Bligh describes soccer as an identity. Soccer was always something she had to do. She had to workout for soccer. She had to skip social events because of soccer. Everything she ate, drank, and did was because of soccer.

“It was 18 years of my life, and it was my identity. That’s what I was. I went to high school, I played soccer, that was my thing, everyone knew that… I don’t really know who I am outside of soccer and I guess I’m still trying to figure that out right now. I don’t know what my purpose is. It’s always been in the back of my mind just get better at soccer, always get the touches in, you need to work out… Now that I don’t have that, it’s very confusing… I need to figure that out, what my next sense of purpose is in my life.”

Bligh is now beginning to throw herself into other parts of her life that were neglected. Soccer took up her entire life, whether it was her time, headspace, or body. Without soccer, Bligh explains what it’s like to continue her life with the largest part of it missing.

“Once we found out about soccer being cancelled, I needed to take a break from working out, and clear my head. It was getting very confusing, why am I even doing this? I’m never going to play soccer again. To keep myself motivated I’ve been going on runs when I want to. Working out when I feel the need to.”

Bligh struggles to find motivation without soccer controlling her life.
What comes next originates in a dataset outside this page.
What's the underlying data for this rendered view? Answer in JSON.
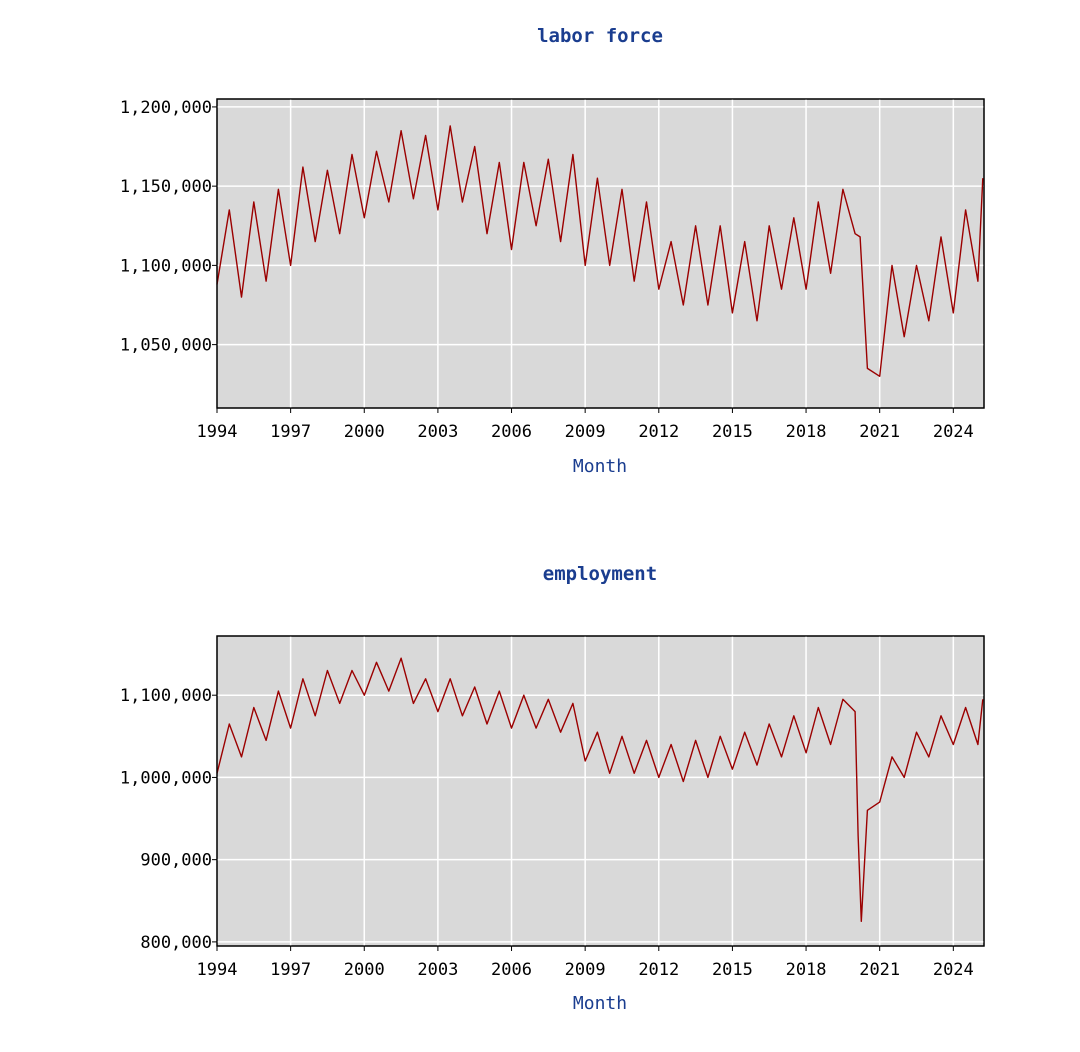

She has decided to take a break from her 18 year long training, to share time with other important factors in her life.

“Right now, I am studying for the GMAT (Graduate Management admission Test) which I take in December, which is during our usual practice times; I use that time to study. I recently got a boyfriend, that’s another thing I manage my time with for school. I try to workout but that’s on the backburner.”

As much as Bligh loves the sport, she has accepted the fact that her career in soccer is over. With her studies and other college extracurricular, she has moved onto working to be accepted into graduate school. She plans on achieving her masters in Business Administration.

Bligh nostalgically recounts, “I think I’ve grown out of it. As hard as it is to accept that I am done, and that 18 year period of my life is over, I think I’ve grown out of playing soccer, which is very strange to think about.”

Although the ending of a soccer career is heartbreaking, Bligh has made the most of her extra time without it. The memories of scoring the winning goal in a tied game will always stay with her, as nothing will ever feel quite like that moment again, but Bligh looks forward to many more memories to come, with or without soccer.